JAKARTA – Badan Pusat Statistik (BPS) mengungkap bahwa tingkat inflasi yang terjadi pada bulan Februari 2023 lebih rendah secara bulan ke bulan (month-to-month/m-to-m) dibandingkan dengan inflasi pada bulan Januari 2023.
Hal itu disampaikan oleh Deputi Bidang Statistik Distribusi dan Jasa BPS Pudji Ismartini dalam agenda rutin Rilis Berita Resmi Statistik yang diadakan hari ini, Rabu (1/3), baik secara offline maupun online.
Disebutkan olehnya, secara m-to-m, inflasi pada bulan Februari 2023 tercatat di persentase 0,16%, lebih rendah dari inflasi Januari 2023 yang tercatat sebesar 0,34%.
“Atau terjadi kenaikan indeks harga konsumen dari 113,98 pada Januari 2023 menjadi 114,16 pada Februari 2023,” tambahnya.
Sementara itu, secara y-on-y (Februari 2023 terhadap Februari 2022), terjadi inflasi sebesar 5,47 %. Kemudian, secara tahun kalender (Februari 2023 terhadap Desember 2022) terjadi inflasi sebesar 0,50%.
Lebih lanjut, Pudji menjelaskan bahwa penyumbang inflasi bulanan terbesar pada Februari 2023 adalah kelompok makanan, minuman, dan tembakau.
Di samping itu, ada juga kelompok pengeluaran yang mengalami deflasi, dengan deflasi terdalam tercatat terjadi di kelompok transportasi.
“Komoditas penyumbang inflasi secara m-to-m terbesar di antaranya adalah beras, rokok kretek filter, bawang merah, cabai merah, dan rokok putih,” papar Pudji kemudian.
“Komoditas pendorong deflasi secara m-to-m terbesar untuk kelompok transportasi adalah tarif angkutan udara,” tambahnya.
Adapun dari 90 kota indeks harga konsumen (IHK) di seluruh Indonesia, terdapat 63 kota yang mengalami inflasi dan 27 kota mengalami deflasi.

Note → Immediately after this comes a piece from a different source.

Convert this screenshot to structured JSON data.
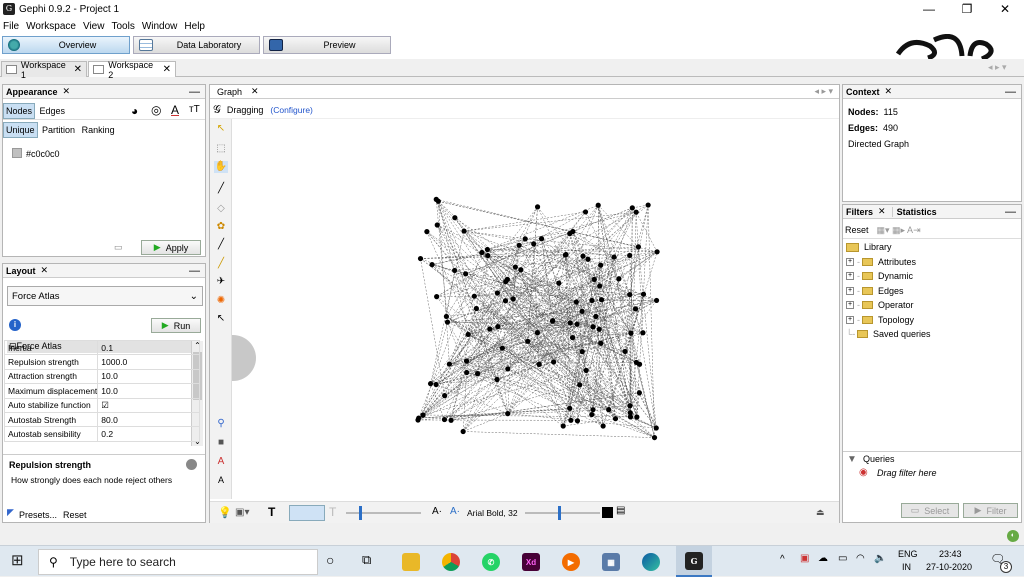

Dari 63 kota tersebut, 37 kota di antaranya berhadapan dengan tingkat inflasi di atas inflasi nasional. Inflasi 26 kota lainnya berada di bawah inflasi nasional.
Kota yang mengalami inflasi tertinggi adalah Ternate, dengan tingkat inflasi tercatat berada di persentase 1,85%.
Kota di Provinsi Maluku Utara itu memiliki setidaknya enam komoditas penyumbang inflasi, yaitu ikan segar (andil 1,45%), angkutan udara (0,19%), cakalang yang diawetkan (0,12%), kangkung (0,09%), beras (0,05%), dan rokok kretek filter (0,04%).
“Inflasi m-to-m pada Februari 2023, sebesar 0,16%, didorong oleh inflasi di seluruh komponen,” lanjut Pudji.
Ada tiga komponen yang dimaksud dalam hal ini, yaitu komponen inti, komponen harga yang diatur pemerintah, dan komponen harga bergejolak.
Komponen inti mengalami inflasi bulanan sebesar 0,13%, lebih rendah dari Januari 2023 yang sebesar 0,33%. Komponen ini memiliki andil sebesar 0,08%.
Tekanan inflasi yang lebih rendah dibanding bulan sebelumnya disebutkan sejalan dengan kebijakan Bank Indonesia untuk mempertahankan tingkat suku bunga acuan.
Komoditas yang dominan memberikan andil terhadap inflasi dari komponen ini adalah sewa rumah dan upah asisten rumah tangga.
Sementara itu, komponen harga yang diatur pemerintah mengalami inflasi bulanan sebesar 0,14%, lebih tinggi daripada Januari 2023 yang mengalami deflasi sebesar -0,55%.
Dengan komoditas rokok kretek filter dan rokok putih mendominasi dalam memberikan andil terhadap inflasi dari komponen ini–dampak lanjutan dari kenaikan cukai rokok, komponen ini memberikan andil sebesar 0,03%.
Terakhir, komponen harga bergejolak mengalami inflasi sebesar 0,28%, lebih rendah dibandingkan Januari 2023 yaitu sebesar 1,41%.
Komponen ini sendiri memiliki andil sebesar 0,05%, dengan komoditas yang mendominasi dalam memberikan andil terhadap inflasi adalah beras, bawang merah, cabai merah, bawang putih, dan kentang.